Моливда в последнее время часто думает, что бы было, останься он в канцелярии, и кем бы он теперь стал – может, большим человеком, королевским чиновником в столице, при новом короле, который редко бывает в Речи Посполитой и чаще появляется в пограничной Всхове. А теперь он кто?
Из канцелярии Антония выставили, велев, чтобы больше ноги его там не было, сообщили дяде. Тот приехал, но устроить племяннику порку, как прежде, уже не решился – юноша, как ни крути, был королевским чиновником.
Поэтому в наказание дядя отослал его в имение покойной матери, которым управлял местный эконом, и велел обучаться агрономии – возделыванию земли, ягнению овец, разведению кур. Имение называлось Белевичи.
Антоний, молодой человек – двадцати не исполнилось, приехал сюда в конце зимы, когда земля еще не оттаяла. Первые несколько недель его так переполняли угрызения совести и отчаяние по поводу упущенных возможностей, что он почти не выходил из дома, горячо молился и слонялся по пустым комнатам в поисках следов покойной матери. Только в апреле юноша впервые отправился на мельницу.
Мельницу в Белевичах арендовал Мендель Козович, у которого были одни дочери; одну звали Малка и ее уже просватали за какого-то оборванца. Вскоре собирались сыграть свадьбу. Антоний ездил туда каждый день: якобы возил зерно, проверял, как идет помол, – вдруг заделался рачительным хозяином, – потом стал присматривать за помолом этого зерна и проверять качество муки. Брал в пальцы щепотку за щепоткой, подносил к носу, не отдает ли затхлостью, выходил весь в муке, будто внезапно поседевший. Но причина была не в муке, а в Малке. Она сказала, что ее имя означает «царица», хотя царицей не выглядела, скорее уж принцессой – миниатюрная, проворная, черноглазая, с невероятно сухой и теплой кожей, как у ящерицы, так что, когда однажды их руки соприкоснулись, Антоний услышал шорох и потрескивание.

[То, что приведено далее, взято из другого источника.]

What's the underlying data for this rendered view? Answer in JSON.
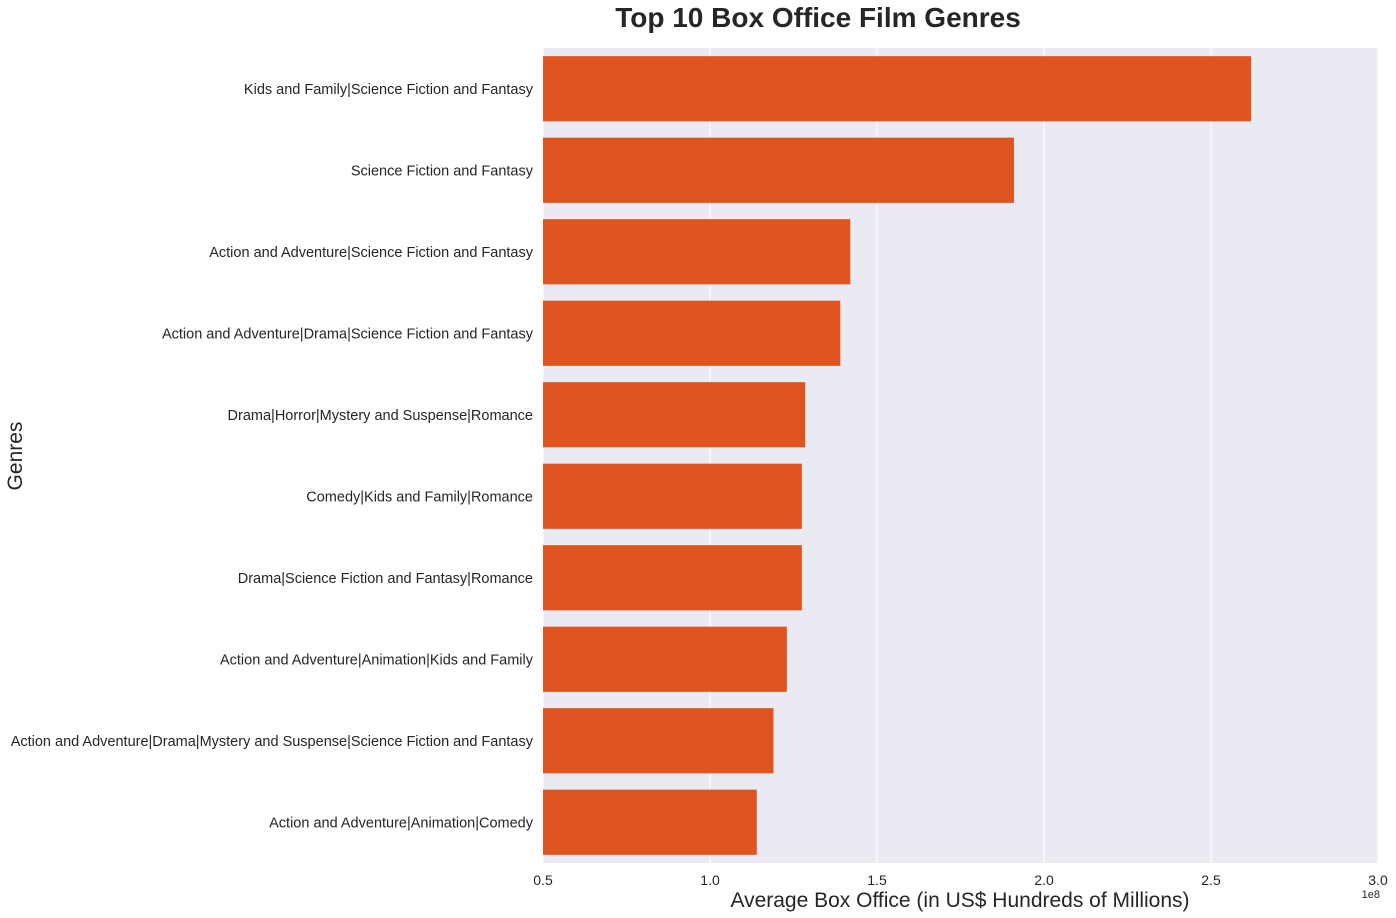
{
  "chart_data": {
    "type": "bar",
    "orientation": "horizontal",
    "title": "Top 10 Box Office Film Genres",
    "xlabel": "Average Box Office (in US$ Hundreds of Millions)",
    "ylabel": "Genres",
    "x_offset_label": "1e8",
    "xlim": [
      0.5,
      3.0
    ],
    "xticks": [
      0.5,
      1.0,
      1.5,
      2.0,
      2.5,
      3.0
    ],
    "xtick_labels": [
      "0.5",
      "1.0",
      "1.5",
      "2.0",
      "2.5",
      "3.0"
    ],
    "grid": true,
    "bar_color": "#e0541f",
    "background_color": "#eaeaf2",
    "grid_color": "#ffffff",
    "categories": [
      "Kids and Family|Science Fiction and Fantasy",
      "Science Fiction and Fantasy",
      "Action and Adventure|Science Fiction and Fantasy",
      "Action and Adventure|Drama|Science Fiction and Fantasy",
      "Drama|Horror|Mystery and Suspense|Romance",
      "Comedy|Kids and Family|Romance",
      "Drama|Science Fiction and Fantasy|Romance",
      "Action and Adventure|Animation|Kids and Family",
      "Action and Adventure|Drama|Mystery and Suspense|Science Fiction and Fantasy",
      "Action and Adventure|Animation|Comedy"
    ],
    "values": [
      2.62,
      1.91,
      1.42,
      1.39,
      1.285,
      1.275,
      1.275,
      1.23,
      1.19,
      1.14
    ]
  }
}
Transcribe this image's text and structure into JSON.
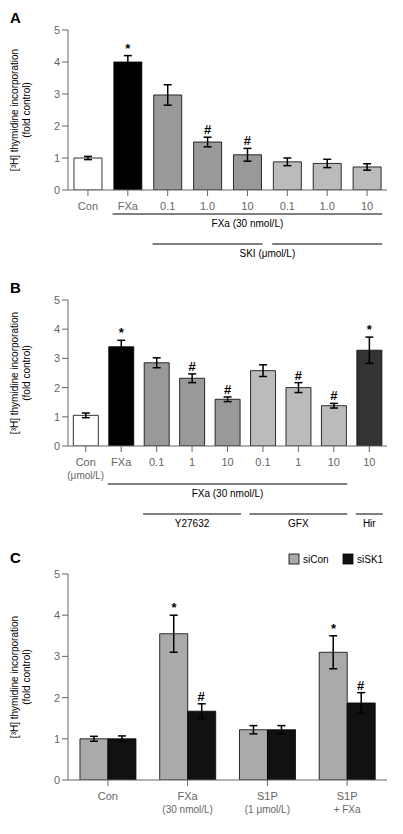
{
  "chart_data": [
    {
      "type": "bar",
      "title": "A",
      "ylabel": "[³H] thymidine incorporation\n(fold control)",
      "categories": [
        "Con",
        "FXa",
        "0.1",
        "1.0",
        "10",
        "0.1",
        "1.0",
        "10"
      ],
      "values": [
        1.0,
        4.0,
        2.97,
        1.5,
        1.1,
        0.88,
        0.83,
        0.72
      ],
      "errors": [
        0.05,
        0.2,
        0.32,
        0.15,
        0.2,
        0.12,
        0.13,
        0.1
      ],
      "colors": [
        "#ffffff",
        "#000000",
        "#999999",
        "#999999",
        "#999999",
        "#bbbbbb",
        "#bbbbbb",
        "#bbbbbb"
      ],
      "ylim": [
        0,
        5
      ],
      "yticks": [
        0,
        1,
        2,
        3,
        4,
        5
      ],
      "annotations": [
        {
          "index": 1,
          "text": "*"
        },
        {
          "index": 3,
          "text": "#"
        },
        {
          "index": 4,
          "text": "#"
        }
      ],
      "bracket_rows": [
        [
          {
            "label": "FXa (30 nmol/L)",
            "spans": [
              [
                1,
                7
              ]
            ]
          }
        ],
        [
          {
            "label": "SKI (μmol/L)",
            "spans": [
              [
                2,
                4
              ],
              [
                5,
                7
              ]
            ]
          }
        ]
      ]
    },
    {
      "type": "bar",
      "title": "B",
      "ylabel": "[³H] thymidine incorporation\n(fold control)",
      "categories": [
        "Con",
        "FXa",
        "0.1",
        "1",
        "10",
        "0.1",
        "1",
        "10",
        "10"
      ],
      "sublabels": [
        "(μmol/L)",
        null,
        null,
        null,
        null,
        null,
        null,
        null,
        null
      ],
      "values": [
        1.05,
        3.4,
        2.85,
        2.32,
        1.6,
        2.58,
        2.0,
        1.38,
        3.28
      ],
      "errors": [
        0.08,
        0.22,
        0.17,
        0.15,
        0.08,
        0.2,
        0.17,
        0.08,
        0.45
      ],
      "colors": [
        "#ffffff",
        "#000000",
        "#999999",
        "#999999",
        "#999999",
        "#bbbbbb",
        "#bbbbbb",
        "#bbbbbb",
        "#333333"
      ],
      "ylim": [
        0,
        5
      ],
      "yticks": [
        0,
        1,
        2,
        3,
        4,
        5
      ],
      "annotations": [
        {
          "index": 1,
          "text": "*"
        },
        {
          "index": 8,
          "text": "*"
        },
        {
          "index": 3,
          "text": "#"
        },
        {
          "index": 4,
          "text": "#"
        },
        {
          "index": 6,
          "text": "#"
        },
        {
          "index": 7,
          "text": "#"
        }
      ],
      "bracket_rows": [
        [
          {
            "label": "FXa (30 nmol/L)",
            "spans": [
              [
                1,
                7
              ]
            ]
          }
        ],
        [
          {
            "label": "Y27632",
            "spans": [
              [
                2,
                4
              ]
            ]
          },
          {
            "label": "GFX",
            "spans": [
              [
                5,
                7
              ]
            ]
          },
          {
            "label": "Hir",
            "spans": [
              [
                8,
                8
              ]
            ]
          }
        ]
      ]
    },
    {
      "type": "bar",
      "title": "C",
      "ylabel": "[³H] thymidine incorporation\n(fold control)",
      "categories": [
        "Con",
        "FXa",
        "S1P",
        "S1P"
      ],
      "sublabels": [
        null,
        "(30 nmol/L)",
        "(1 μmol/L)",
        "+ FXa"
      ],
      "series": [
        {
          "name": "siCon",
          "color": "#aaaaaa",
          "values": [
            1.0,
            3.55,
            1.22,
            3.1
          ],
          "errors": [
            0.06,
            0.45,
            0.1,
            0.4
          ],
          "annotations": [
            {
              "index": 1,
              "text": "*"
            },
            {
              "index": 3,
              "text": "*"
            }
          ]
        },
        {
          "name": "siSK1",
          "color": "#111111",
          "values": [
            1.0,
            1.67,
            1.22,
            1.87
          ],
          "errors": [
            0.07,
            0.18,
            0.1,
            0.25
          ],
          "annotations": [
            {
              "index": 1,
              "text": "#"
            },
            {
              "index": 3,
              "text": "#"
            }
          ]
        }
      ],
      "legend": "upper right",
      "ylim": [
        0,
        5
      ],
      "yticks": [
        0,
        1,
        2,
        3,
        4,
        5
      ]
    }
  ]
}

Никто не обратил внимания на этот роман – может, его заслонили висевшие в воздухе мучные облака, а может, потому что отношения у Антония с Малкой были странные. Двое детей полюбили друг друга. Она была старше, совсем чуть-чуть, но достаточно, чтобы во время совместных прогулок показывать Антонию, под какими камнями водятся раки и где в роще растут рыжики. Это больше напоминало союз двух сирот.

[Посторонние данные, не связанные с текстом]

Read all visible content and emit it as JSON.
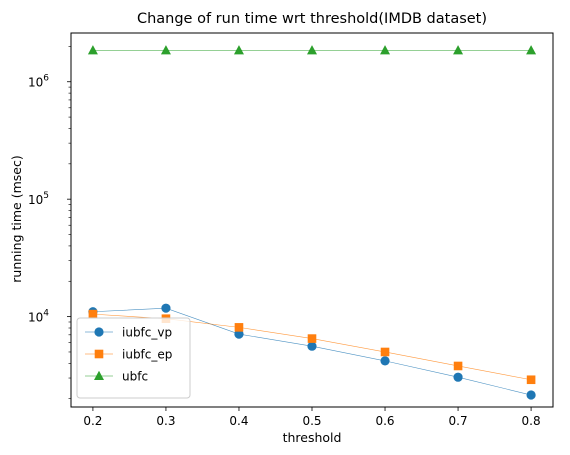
{
  "chart_data": {
    "type": "line",
    "title": "Change of run time wrt threshold(IMDB dataset)",
    "xlabel": "threshold",
    "ylabel": "running time (msec)",
    "yscale": "log",
    "xlim": [
      0.17,
      0.83
    ],
    "ylim": [
      1700,
      2600000
    ],
    "x": [
      0.2,
      0.3,
      0.4,
      0.5,
      0.6,
      0.7,
      0.8
    ],
    "x_ticks": [
      "0.2",
      "0.3",
      "0.4",
      "0.5",
      "0.6",
      "0.7",
      "0.8"
    ],
    "y_ticks": [
      {
        "value": 10000,
        "base": "10",
        "exp": "4"
      },
      {
        "value": 100000,
        "base": "10",
        "exp": "5"
      },
      {
        "value": 1000000,
        "base": "10",
        "exp": "6"
      }
    ],
    "legend_position": "lower-left",
    "series": [
      {
        "name": "iubfc_vp",
        "color": "#1f77b4",
        "marker": "circle",
        "values": [
          11000,
          11800,
          7100,
          5600,
          4200,
          3050,
          2150
        ]
      },
      {
        "name": "iubfc_ep",
        "color": "#ff7f0e",
        "marker": "square",
        "values": [
          10500,
          9600,
          8100,
          6500,
          5000,
          3800,
          2900
        ]
      },
      {
        "name": "ubfc",
        "color": "#2ca02c",
        "marker": "triangle",
        "values": [
          1850000,
          1850000,
          1850000,
          1850000,
          1850000,
          1850000,
          1850000
        ]
      }
    ]
  }
}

В поле во время летней жатвы Антония никто не видел, да и дома он появлялся редко. К сентябрю, на еврейский Новый год, стало ясно, что Малка беременна, и кто-то, какой-то безумец, посоветовал Антонию похитить девушку, крестить и обвенчаться с ней: тогда обе семьи будут поставлены перед непреложным фактом, что усмирит их гнев.
Он действительно похитил Малку, отвез в город и там, подкупив ксендза, чтобы тот срочно крестил девушку, женился на ней. Крестным был сам Антоний, вторым попросили ризничего. Малку нарекли Малгожатой.
Однако этого было мало. Ничтожно мало. Когда они стояли рядом перед алтарем, кто-нибудь – в идеале кто-нибудь подобный Енте, которая видит всё, – мог бы сказать, что это мальчик и девочка, сверстники. Но на самом деле между ними была непреодолимая пропасть, глубочайшая, уходящая к самому центру Земли или даже дальше. Это сложно рассказать словами. Недостаточно сказать: она иудейка, а он христианин. Это мало что объяснит, потому что на самом деле они – а на первый взгляд и не скажешь – представители двух человеческих видов, пара существ, обманчиво схожих, а на самом деле совершенно различных: ведь она спасена не будет, а ему предстоит жить вечно. Так что Малка, даже еще пребывая в своем земном обличье, уже являлась пеплом и призраком. А с точки зрения мельника Козовича, арендующего мельницу у пана Доминика, они отличались друг от друга еще сильнее: Малка – настоящий человек, а Антоний – создание, лишь напоминающее человека, поддельное и в подлинном мире не заслуживающее внимания.
Молодожены, словно бы не подозревая об этих различиях, съездили на мельницу, но лишь однажды. С самого начала было ясно, что здесь для них места не будет никогда. Отец от горя занемог и слег. Малку пытались запереть в подвале, но ей удалось сбежать.
Ris 204.PanstwoMlodzi
Антоний с молодой женой поселились в усадьбе, в Белевичах, но, как оказалось, всего на пару месяцев.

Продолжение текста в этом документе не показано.